A questão, pela sua gravidade, exige siso e cuidados especiais.

A nova Psicologia profunda pretende desvendar as incógnitas das várias patologias que afetam o comportamento psicológico do homem, utilizando-se de uma nova linguagem e desenvolvendo os recursos da sua evolução ainda não excogitados.

Por enquanto, o indivíduo não se conhece, apresentando-se como se fora uma máquina com as suas complicadas funções, que busca automatizar.

É indispensável, assim, que tome consciência de si, o que lhe independe da inteligência, da atividade de natureza mental.

A consciência expressa-se em uma atitude perante a vida, um desvendar de si mesmo, de quem se é, de onde se encontra, analisando, depois, o que se sabe e quanto se ignora, equipando-se de lucidez que não permite mecanismos de evasão da realidade. Não finge que sabe, quando ignora; tampouco aparenta desconhecer, se sabe. Trata-se, portanto, de uma tomada de conhecimento lógico.

Esses momentos de consciência impõem exercício, até que sejam aceitos como natural manifestação de comportamento. Para tanto, devem ser considerados os diversos critérios de duração, de frequência e de largueza, como de discernimento.

Por quanto tempo se permanece consciente, em estado de identificação? Quantas vezes o fenômeno se repete e de que o indivíduo está consciente?

Factível estabelecer-se uma programação saudável.

No painel existencial, no qual nada é fixo e tudo muda, torna-se inadiável a busca da consciência atual sem as fixações do passado, de modo a multiplicar os estímulos para o futuro que chegará.

Destaca-se aí a necessidade do equilíbrio que, segundo Pedro Ouspenski, é "como aprender a nadar". A dificuldade inicial cede então lugar à realização plena.

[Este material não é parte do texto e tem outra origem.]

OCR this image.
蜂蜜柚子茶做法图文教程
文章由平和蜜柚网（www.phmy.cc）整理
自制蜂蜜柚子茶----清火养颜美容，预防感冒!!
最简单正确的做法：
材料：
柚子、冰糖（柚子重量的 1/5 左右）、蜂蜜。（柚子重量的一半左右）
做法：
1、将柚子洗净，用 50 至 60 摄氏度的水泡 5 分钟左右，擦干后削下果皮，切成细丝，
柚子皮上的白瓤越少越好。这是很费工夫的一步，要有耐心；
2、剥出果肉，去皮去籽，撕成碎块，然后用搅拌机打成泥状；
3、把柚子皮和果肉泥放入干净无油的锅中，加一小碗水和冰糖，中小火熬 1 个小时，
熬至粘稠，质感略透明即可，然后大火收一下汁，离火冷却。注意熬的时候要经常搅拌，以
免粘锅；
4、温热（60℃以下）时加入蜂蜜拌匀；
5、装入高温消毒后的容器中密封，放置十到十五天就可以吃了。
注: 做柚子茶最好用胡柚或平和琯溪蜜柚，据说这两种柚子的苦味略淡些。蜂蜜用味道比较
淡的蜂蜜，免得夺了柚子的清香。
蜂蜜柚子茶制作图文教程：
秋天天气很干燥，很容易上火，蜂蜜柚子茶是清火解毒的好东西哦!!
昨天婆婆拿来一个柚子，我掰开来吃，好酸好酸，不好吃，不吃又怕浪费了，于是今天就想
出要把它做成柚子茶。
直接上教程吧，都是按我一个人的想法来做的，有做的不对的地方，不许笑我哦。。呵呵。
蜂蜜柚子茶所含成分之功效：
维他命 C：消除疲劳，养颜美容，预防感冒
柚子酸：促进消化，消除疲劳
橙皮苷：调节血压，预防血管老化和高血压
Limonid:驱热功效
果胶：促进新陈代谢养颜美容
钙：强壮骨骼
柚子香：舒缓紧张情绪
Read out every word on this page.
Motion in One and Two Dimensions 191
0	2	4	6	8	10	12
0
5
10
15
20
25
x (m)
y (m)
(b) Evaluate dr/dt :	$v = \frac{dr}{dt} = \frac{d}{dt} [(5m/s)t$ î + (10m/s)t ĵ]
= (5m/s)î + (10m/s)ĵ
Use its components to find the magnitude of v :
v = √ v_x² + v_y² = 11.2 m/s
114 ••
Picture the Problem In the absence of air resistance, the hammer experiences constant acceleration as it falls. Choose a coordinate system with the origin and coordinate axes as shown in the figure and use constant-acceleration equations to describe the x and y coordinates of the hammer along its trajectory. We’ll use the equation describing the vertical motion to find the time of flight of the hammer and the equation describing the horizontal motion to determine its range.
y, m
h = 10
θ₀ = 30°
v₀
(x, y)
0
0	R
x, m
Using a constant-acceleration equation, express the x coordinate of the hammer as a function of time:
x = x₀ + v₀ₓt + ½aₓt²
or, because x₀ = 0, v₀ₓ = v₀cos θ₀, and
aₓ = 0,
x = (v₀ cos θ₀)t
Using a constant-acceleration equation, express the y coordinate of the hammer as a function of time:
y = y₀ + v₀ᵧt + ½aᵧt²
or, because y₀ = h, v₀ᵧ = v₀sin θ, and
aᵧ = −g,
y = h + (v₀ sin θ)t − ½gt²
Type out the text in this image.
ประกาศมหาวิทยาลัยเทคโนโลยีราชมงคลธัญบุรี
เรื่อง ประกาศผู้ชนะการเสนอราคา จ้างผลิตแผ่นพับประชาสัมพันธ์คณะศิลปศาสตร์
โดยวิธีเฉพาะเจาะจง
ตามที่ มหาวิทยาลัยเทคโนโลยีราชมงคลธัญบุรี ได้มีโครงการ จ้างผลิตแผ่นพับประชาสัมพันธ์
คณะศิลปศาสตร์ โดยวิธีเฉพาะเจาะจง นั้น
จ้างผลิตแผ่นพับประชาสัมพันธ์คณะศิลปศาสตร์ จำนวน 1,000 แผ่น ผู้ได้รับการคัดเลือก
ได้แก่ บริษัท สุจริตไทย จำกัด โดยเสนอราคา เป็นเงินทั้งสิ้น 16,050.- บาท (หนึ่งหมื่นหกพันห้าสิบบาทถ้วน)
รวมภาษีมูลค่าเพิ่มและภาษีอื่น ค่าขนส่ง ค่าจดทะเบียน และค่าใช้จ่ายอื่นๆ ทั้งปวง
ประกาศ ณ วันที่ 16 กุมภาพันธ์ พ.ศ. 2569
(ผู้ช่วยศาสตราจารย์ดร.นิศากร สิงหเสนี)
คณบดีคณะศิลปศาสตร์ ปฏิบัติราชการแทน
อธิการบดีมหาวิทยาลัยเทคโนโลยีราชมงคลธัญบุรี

O homem amargurado, que se faz vítima dos conflitos, deve aprender a resolver os desafios do momento, despreocupando-se das ocorrências traumáticas e gerando novas oportunidades. As suas propostas para amanhã começam agora, não aguardando que o tempo chegue, porque é ele quem passará pelas horas e chegará àquela dimensão a que denomina futuro.

A estrutura psicológica social, soma de todas as experiências - culturais, históricas, políticas, religiosas —, exerce uma função compressiva no comportamento do homem, que se deve libertar mediante o amadurecimento pessoal, que elimina o medo, a ira, a ambição, característicos das heranças atávicas, e se programa dentro das próprias possibilidades inexploradas.

A consciência do vir-a-ser proporciona uma mente aberta, com capacidade para considerar com clareza e saúde todos os fatos da existência, comportando-se de maneira tranquila, com possibilidades de conquistar o infinito.